My comment was it was a small position so if he lost it all, it wouldn’t have a material impact on the portfolio, and he would learn his lesson. After all, Chinese, start-up, negative earnings and negative cash flows — what’s not to love? Reportedly, about 300 fraudulent Chinese companies have floated shares on North American exchanges, like Sino-Forest which traded on the TSX a decade ago. If you wish to invest in China, my suggestion would be to do so through an ETF like FXI or EEM.
As EH skyrocketed our standing joke for two months was he sure was learning his lesson! With a small amount of encouragement, he sold in January at $74, over five times his purchase price in two months. EH spent the next month bouncing between $70 and as high as $125, then on February 16, it dropped $77 to $46 on a short sell- er’s report and potential security violations. It, of course, denied the reports and recovered half the loss a day later. Whether EH is a fraud or a legitimate start-up will play out over the next few months. Last night, my son texted me, “OK, maybe my pick was more luck than skill.” To this I responded he’d had the best of both worlds — making money while experiencing a valuable lesson.
This past year, as people were idly sitting at home, they took to stock speculation for entertainment, with internet brokerage accounts exploding by a factor of three. The vast majority of market participants are traders and speculators, and the vast majority of podcasts, YouTube channels, presentations and other forms of education are focused on what most people do, trading and speculating. Much of this education would focus you on improving luck, which is an impossibility.
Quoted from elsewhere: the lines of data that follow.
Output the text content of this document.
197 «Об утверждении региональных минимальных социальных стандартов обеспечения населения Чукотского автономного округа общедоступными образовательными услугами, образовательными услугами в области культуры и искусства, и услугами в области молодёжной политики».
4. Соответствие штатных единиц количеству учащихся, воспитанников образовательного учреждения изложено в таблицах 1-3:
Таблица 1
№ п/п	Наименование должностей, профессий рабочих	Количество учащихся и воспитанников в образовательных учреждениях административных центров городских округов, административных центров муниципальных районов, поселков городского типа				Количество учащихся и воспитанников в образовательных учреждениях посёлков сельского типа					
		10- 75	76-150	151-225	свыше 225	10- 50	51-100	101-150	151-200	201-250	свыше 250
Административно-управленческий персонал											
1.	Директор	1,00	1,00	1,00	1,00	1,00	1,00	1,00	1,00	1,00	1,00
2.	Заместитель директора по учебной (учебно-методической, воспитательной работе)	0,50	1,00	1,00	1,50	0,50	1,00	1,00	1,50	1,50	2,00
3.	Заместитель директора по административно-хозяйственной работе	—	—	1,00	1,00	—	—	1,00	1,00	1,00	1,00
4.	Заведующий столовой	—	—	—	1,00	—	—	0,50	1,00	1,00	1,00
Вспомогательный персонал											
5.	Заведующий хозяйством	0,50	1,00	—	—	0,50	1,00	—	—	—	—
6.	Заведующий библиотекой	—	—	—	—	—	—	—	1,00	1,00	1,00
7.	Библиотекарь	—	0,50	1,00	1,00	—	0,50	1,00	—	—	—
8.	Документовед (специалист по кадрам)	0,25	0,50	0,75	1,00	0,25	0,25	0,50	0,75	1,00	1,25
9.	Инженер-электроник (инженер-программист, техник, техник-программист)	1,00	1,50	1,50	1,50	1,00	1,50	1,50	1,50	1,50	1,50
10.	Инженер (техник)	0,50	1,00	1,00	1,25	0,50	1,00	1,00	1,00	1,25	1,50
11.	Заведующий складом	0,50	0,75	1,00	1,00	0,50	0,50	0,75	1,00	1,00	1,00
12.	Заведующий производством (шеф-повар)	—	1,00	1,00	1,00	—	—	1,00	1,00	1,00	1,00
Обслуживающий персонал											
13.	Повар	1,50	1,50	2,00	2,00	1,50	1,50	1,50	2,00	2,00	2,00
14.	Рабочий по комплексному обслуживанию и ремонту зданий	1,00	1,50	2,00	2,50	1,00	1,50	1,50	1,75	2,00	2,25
All short-term strategies are luck-based. Can a speculator uncover five positive speculations in short order? Sure, just like you can occasionally flip five heads in a row. That does not make them a genius.
Most who achieve success with luck will continue to pursue this approach, eventually failing as in Vegas. Unfortunately, each generation seems to go through this approach, with many dropping by the wayside, to forever eschew the great wealth creation ability of true stock investing. Also, unfortunately, this generation is going through this process partly with free money from governments, which will eventually come to roost on taxpayer’s shoulders.
While my son may periodically stray from true investing, as we all do, I’m confident he will keep that portion of the portfolio to a small acceptable percentage. Lesson learned!